But more on them in a bit. First, Bogart’s got to investigate–leading him to fetching booksellers Darrin and Malone, then on to blackmailer Louis Jean Heydt (who’s not on screen yet, he’s just been mentioned in dialogue and Bogart tracks someone to his residence–Big Sleep doesn’t slow down at all, you’ve got to keep up–when Bogart sits and thinks things through, he doesn’t share what he’s thinking). Eventually there’s a murder and a coverup and Bogart trying to protect Vickers.

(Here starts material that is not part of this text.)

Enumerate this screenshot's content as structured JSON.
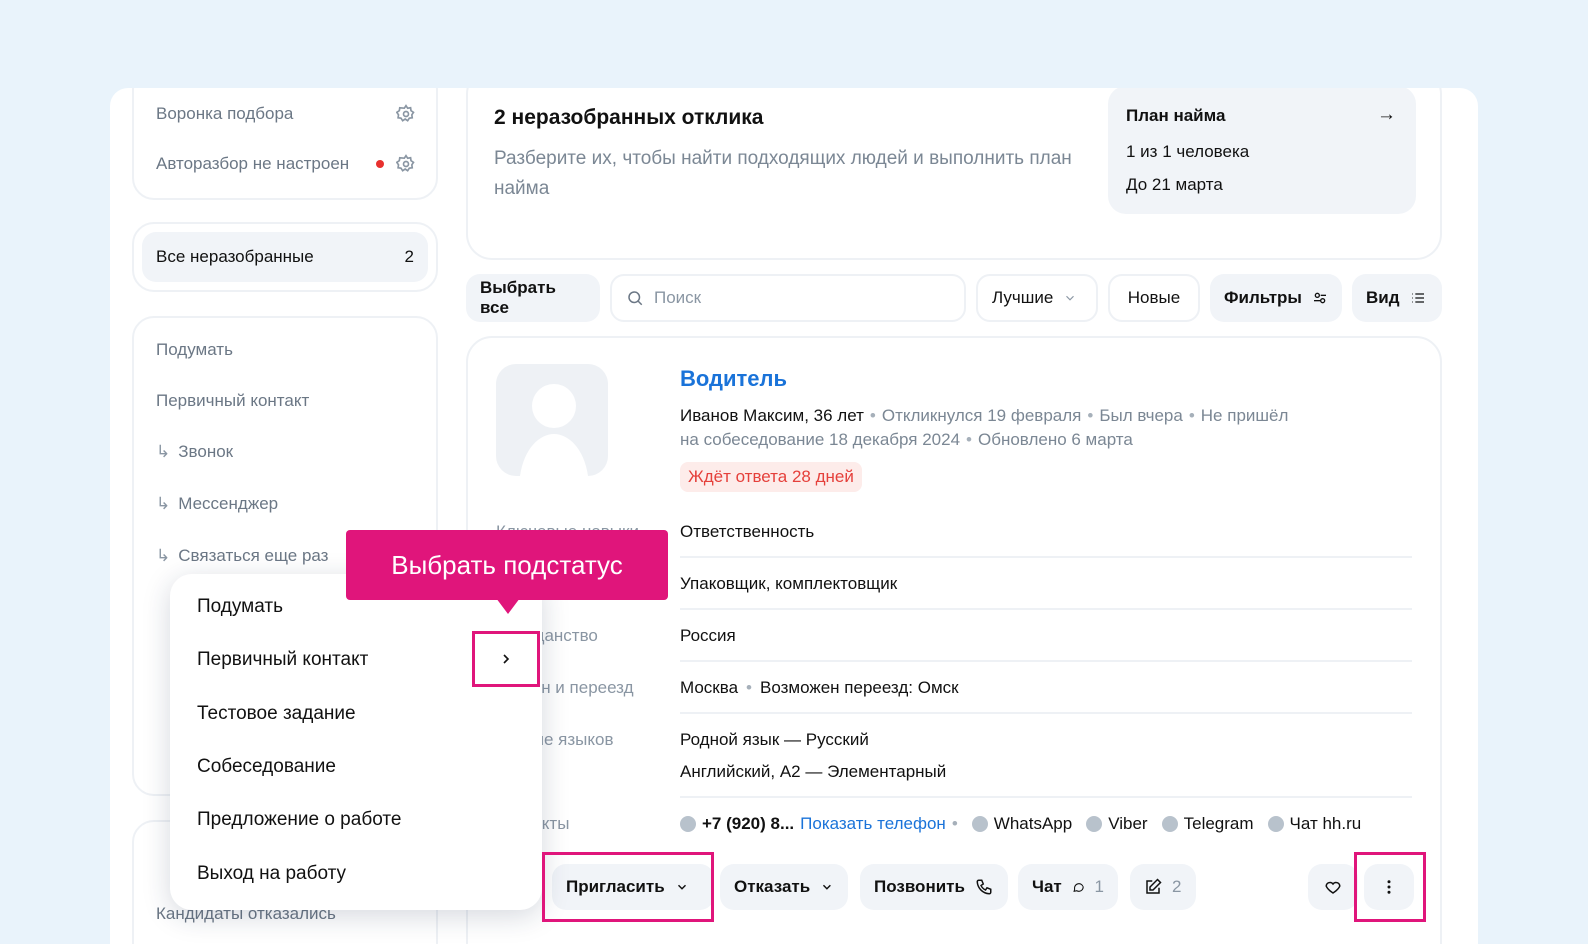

There’s a lot of movement in the first act. It also establishes what will become some of the film’s familiar settings. There’s some exterior shooting, but a lot of the outdoor shots are on sound stages and they’re gloriously done. Beautiful photography from Sidney Hickox, great direction from Hawks (throughout, but also moving around those settings). The physical personality of The Big Sleep is deliberate and thoughtful, even if it’s not the draw of the film. Big Sleep is a bunch of expertly done background to its stars’ romance.

Because, pretty soon, Bacall’s pushed her way back into Bogart’s investigation. Even though he doesn’t know why and she isn’t really explaining why, at least not honestly. They’re adversarial but dispassionately. They’re far more passionate about the rapport they’ve discovered. Turns out Bacall’s got a gambling problem too, just with a different gambling establishment than Vickers. John Ridgely runs Bacall’s favorite spot and Bogart finds himself contending not just with Ridgely, but with his thugs too. They want him off the case he’s not investigating.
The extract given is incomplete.